Vistos, etc. FLAVIA PRISCILA FERNANDES DE OLIVEIRA, já qualificada nos autos do processo em epígrafe, por intermédio de advogado constituído, requereu a interdição de MARILENE FABIOLA FERNANDES DE SOUZA, igualmente individuada, em virtude de a mesma ser portadora de deficiência mental, pedindo a sua nomeação como curadora. Instruiu a inicial com os documentos de IDs 123802999/123803010. Após devidamente citada, a curatelada foi interrogada por ocasião da audiência retratada pelo termo de ID 125297487. Decorreu o prazo de que cuida o art. 752 do Código de Processo Civil, sem que houvesse impugnação ao pedido. Submetida a exame de sanidade mental, o laudo pericial conclusivo NÃO a reconheceu como sendo portadora de um quadro de enfermidade mental que a torne incapaz de, por si só, gerir os seus bens e os negócios pertinentes a sua vida civil (ID 158714243). Intimada, por meio do seu advogado constituído, para se manifestar acerca do laudo que concluiu pela plena capacidade civil da interditanda, a auotrs deixou transcorrer o prazo sem manifestação (ID 160187741).

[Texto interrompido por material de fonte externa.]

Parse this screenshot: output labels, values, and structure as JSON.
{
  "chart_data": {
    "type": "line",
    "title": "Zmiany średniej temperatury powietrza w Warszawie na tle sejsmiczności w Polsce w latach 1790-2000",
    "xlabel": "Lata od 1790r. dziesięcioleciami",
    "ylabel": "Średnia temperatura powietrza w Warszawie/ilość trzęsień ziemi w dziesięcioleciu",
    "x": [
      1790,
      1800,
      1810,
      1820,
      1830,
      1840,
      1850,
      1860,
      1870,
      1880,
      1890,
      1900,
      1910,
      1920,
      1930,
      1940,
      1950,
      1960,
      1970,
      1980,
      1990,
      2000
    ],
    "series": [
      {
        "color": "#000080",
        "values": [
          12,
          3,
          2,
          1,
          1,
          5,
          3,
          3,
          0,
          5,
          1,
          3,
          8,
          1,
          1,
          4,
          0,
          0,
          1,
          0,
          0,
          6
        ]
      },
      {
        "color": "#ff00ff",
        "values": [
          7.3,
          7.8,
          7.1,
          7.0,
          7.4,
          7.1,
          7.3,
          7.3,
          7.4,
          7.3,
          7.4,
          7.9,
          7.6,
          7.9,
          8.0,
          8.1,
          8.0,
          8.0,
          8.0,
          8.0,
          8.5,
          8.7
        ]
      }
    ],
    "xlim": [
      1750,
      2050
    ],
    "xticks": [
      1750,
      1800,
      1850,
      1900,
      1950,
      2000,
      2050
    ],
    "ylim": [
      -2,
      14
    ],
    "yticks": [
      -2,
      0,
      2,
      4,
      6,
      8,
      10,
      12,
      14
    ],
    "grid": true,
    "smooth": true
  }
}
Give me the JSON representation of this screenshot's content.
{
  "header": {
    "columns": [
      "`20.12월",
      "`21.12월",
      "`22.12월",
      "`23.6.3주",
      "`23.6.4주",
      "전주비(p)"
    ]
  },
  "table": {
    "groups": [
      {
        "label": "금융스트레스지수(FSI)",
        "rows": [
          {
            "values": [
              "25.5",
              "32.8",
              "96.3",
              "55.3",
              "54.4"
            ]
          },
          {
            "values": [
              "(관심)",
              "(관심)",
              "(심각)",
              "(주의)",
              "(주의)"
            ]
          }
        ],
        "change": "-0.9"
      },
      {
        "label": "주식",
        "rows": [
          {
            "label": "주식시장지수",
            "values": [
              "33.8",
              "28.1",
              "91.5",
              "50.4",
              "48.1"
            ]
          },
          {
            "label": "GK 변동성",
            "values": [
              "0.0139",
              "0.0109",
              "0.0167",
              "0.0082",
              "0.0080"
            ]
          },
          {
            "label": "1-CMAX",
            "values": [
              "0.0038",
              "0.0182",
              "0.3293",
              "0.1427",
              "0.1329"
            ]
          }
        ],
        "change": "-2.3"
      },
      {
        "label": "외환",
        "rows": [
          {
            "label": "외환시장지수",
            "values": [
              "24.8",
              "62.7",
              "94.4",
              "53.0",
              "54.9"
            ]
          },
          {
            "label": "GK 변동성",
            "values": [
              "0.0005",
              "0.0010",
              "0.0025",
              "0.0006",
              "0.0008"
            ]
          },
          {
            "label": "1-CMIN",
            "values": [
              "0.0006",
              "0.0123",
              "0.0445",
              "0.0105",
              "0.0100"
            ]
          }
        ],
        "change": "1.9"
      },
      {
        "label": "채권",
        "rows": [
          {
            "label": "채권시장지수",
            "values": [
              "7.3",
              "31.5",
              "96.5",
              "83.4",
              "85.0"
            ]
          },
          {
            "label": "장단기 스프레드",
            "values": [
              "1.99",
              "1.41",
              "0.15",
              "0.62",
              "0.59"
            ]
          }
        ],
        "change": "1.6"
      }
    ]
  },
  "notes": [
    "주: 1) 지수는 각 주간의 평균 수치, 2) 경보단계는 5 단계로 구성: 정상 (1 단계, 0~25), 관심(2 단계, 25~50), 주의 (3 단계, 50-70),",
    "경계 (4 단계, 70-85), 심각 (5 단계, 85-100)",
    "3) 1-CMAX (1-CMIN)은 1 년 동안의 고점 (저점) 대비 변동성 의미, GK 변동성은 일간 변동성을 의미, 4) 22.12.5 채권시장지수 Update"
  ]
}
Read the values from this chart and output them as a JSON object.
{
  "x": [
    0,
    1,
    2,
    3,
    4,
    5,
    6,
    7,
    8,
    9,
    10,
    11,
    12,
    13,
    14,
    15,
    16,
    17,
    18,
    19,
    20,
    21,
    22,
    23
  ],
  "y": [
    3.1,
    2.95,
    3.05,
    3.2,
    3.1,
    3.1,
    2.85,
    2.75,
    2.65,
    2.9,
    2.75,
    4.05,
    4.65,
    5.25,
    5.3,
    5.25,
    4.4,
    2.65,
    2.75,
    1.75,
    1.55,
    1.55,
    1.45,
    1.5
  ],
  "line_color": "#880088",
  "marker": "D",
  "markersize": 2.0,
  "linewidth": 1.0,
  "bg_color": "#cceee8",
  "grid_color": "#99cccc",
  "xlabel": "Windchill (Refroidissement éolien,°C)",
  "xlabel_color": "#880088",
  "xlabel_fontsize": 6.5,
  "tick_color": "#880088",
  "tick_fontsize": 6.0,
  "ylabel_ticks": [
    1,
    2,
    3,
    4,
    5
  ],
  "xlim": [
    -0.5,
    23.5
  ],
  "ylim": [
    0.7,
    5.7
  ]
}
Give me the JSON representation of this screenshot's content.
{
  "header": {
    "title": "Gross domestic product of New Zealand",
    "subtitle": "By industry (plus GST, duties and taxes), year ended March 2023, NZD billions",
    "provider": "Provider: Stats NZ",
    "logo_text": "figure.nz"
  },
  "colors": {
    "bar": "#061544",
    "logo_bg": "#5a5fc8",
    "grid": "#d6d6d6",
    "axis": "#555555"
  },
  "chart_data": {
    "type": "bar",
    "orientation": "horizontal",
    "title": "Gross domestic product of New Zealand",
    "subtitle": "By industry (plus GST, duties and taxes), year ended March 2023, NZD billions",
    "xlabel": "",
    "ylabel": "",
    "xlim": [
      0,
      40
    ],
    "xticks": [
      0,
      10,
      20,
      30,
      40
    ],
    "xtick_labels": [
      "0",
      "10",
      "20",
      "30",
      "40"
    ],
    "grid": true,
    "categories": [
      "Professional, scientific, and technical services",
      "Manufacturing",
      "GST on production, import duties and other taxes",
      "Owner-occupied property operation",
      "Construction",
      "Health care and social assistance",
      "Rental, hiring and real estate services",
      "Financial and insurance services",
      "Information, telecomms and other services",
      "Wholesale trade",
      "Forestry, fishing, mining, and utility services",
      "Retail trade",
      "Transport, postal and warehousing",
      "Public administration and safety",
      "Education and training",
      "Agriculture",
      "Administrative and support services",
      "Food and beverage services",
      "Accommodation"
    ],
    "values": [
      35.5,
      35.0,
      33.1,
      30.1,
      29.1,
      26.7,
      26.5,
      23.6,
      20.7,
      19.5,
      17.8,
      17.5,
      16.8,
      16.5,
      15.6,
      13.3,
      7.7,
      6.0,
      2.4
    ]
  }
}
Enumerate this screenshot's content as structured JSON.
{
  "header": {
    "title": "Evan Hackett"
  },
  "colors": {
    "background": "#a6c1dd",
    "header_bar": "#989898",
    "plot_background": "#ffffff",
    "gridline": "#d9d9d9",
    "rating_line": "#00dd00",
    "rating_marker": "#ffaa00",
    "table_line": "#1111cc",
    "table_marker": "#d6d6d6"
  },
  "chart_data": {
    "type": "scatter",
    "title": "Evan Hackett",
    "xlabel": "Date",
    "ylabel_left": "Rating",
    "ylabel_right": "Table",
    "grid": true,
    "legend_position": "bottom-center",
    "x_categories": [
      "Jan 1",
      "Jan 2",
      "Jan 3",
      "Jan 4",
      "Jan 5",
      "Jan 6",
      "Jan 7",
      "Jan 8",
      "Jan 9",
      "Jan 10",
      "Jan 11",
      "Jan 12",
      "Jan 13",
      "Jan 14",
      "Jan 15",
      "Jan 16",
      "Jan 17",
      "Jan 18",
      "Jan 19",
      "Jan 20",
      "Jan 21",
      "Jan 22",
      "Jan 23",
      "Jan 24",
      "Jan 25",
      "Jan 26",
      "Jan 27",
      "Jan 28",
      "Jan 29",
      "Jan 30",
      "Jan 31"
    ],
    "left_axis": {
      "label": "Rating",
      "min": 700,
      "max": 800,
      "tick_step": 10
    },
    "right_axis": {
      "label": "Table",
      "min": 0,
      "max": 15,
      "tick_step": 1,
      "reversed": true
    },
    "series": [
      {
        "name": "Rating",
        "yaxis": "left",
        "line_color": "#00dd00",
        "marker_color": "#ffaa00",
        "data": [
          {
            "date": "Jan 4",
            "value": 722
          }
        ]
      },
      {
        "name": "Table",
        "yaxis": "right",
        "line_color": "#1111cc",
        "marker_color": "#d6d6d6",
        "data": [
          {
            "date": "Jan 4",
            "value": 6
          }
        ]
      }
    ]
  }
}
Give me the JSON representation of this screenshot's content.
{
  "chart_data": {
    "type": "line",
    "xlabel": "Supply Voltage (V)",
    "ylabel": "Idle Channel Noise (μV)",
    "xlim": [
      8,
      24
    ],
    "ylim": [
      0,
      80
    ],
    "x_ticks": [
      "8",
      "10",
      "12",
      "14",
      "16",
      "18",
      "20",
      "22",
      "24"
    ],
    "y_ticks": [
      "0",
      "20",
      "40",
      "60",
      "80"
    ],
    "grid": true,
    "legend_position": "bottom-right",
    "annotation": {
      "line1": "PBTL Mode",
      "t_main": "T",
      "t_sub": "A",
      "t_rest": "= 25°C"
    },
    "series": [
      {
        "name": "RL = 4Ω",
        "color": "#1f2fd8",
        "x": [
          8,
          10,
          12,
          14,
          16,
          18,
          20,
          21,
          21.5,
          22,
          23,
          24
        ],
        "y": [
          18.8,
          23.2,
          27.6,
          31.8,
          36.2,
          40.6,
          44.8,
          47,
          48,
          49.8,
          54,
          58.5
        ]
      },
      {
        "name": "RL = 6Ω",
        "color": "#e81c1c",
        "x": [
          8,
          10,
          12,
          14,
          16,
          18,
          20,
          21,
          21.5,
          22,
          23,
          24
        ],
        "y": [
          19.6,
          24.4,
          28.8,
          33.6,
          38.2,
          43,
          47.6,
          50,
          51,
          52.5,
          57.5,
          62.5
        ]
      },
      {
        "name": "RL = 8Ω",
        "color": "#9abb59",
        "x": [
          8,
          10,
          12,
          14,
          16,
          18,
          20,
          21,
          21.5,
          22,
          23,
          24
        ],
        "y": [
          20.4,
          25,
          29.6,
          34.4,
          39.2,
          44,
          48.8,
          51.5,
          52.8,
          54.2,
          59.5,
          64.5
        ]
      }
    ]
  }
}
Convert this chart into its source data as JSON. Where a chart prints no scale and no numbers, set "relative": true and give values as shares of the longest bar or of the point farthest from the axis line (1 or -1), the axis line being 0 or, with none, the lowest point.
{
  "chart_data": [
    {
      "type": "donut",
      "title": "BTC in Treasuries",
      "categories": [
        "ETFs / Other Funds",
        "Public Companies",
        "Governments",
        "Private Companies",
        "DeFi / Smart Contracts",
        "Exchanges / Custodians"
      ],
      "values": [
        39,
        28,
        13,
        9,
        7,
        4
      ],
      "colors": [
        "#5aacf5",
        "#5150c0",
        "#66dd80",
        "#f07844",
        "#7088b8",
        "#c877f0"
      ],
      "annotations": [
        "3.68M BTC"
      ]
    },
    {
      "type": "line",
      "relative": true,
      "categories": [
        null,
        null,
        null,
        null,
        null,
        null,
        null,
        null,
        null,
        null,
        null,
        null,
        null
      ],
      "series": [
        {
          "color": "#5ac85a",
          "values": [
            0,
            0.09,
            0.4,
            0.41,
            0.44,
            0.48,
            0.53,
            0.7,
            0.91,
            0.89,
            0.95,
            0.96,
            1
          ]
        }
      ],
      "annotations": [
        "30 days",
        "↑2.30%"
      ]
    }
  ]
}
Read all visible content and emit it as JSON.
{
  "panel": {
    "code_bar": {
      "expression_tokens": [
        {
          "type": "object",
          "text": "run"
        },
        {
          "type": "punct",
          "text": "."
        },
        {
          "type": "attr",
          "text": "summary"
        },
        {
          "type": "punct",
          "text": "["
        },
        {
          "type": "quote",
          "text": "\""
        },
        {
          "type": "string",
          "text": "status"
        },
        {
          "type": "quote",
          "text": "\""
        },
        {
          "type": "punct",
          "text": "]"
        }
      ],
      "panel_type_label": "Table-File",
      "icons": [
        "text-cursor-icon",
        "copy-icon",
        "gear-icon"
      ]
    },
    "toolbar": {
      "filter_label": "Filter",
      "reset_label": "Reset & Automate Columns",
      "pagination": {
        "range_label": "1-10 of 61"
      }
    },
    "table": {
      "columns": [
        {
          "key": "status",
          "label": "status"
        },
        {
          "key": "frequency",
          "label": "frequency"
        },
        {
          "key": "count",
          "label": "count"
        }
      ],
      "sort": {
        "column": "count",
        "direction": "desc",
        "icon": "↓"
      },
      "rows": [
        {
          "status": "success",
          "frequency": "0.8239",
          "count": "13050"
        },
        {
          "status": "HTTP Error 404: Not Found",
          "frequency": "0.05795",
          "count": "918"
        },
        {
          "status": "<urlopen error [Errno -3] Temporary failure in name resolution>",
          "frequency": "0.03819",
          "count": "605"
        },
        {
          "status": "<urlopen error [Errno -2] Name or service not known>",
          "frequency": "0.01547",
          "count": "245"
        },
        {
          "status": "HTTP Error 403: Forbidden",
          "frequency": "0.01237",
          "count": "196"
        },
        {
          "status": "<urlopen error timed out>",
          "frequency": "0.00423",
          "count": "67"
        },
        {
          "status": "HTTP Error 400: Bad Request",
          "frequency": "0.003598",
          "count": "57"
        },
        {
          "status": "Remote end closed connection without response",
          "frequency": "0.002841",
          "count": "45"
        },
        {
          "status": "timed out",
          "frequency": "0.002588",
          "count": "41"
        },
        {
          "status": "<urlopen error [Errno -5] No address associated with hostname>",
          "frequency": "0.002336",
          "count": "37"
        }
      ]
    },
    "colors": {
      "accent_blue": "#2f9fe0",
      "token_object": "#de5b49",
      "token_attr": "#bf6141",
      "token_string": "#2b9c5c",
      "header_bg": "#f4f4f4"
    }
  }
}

Com vistas dos autos, o MP emitiu parecer final opinando pela improcedência do pedido (ID 160365869). É o relatório. Decido. O pedido, de fato, não há de receber acolhida jurisdicional. É que o laudo de exame médico psiquiátrico de ID 158714243 atestou que a curatelanda não é portadora de um quadro de enfermidade que a torna incapaz para os atos da vida civil. Com efeito, em sua análise conclusiva, faz a perita médica psiquiatra ali assinalar que a curatelanda, “é totalmente capaz para os atos da vida civil, pois realiza suas atividades básicas da vida sem auxílio de terceiros e capaz de entender as situações que vivencia. A examinada para gerir sua vida, seus negócios e a si própria”. Registre-se que a parte autora foi intimada sobre o laudo pericial e não se manifestou nos autos. E o órgão ministerial, em seu parecer conclusivo, ante o resultado do exame pericial em referência, opinou desfavoravelmente à decretação da curatela, por inexistir razões de ordem médico-legal que autorizem a providência. ISTO POSTO: Julgo improcedente o pedido da exordial, em consonância com o parecer final do MP desfavorável à pretensão da parte autora de ver decretada a curatela da ré. Sem custas. Intime-se..João Pessoa, 28 de maio de 2026 Silvio José da Silva Juiz de Direito "Documento datado e assinado eletronicamente – art. 2º, Lei. 11.419/2016”.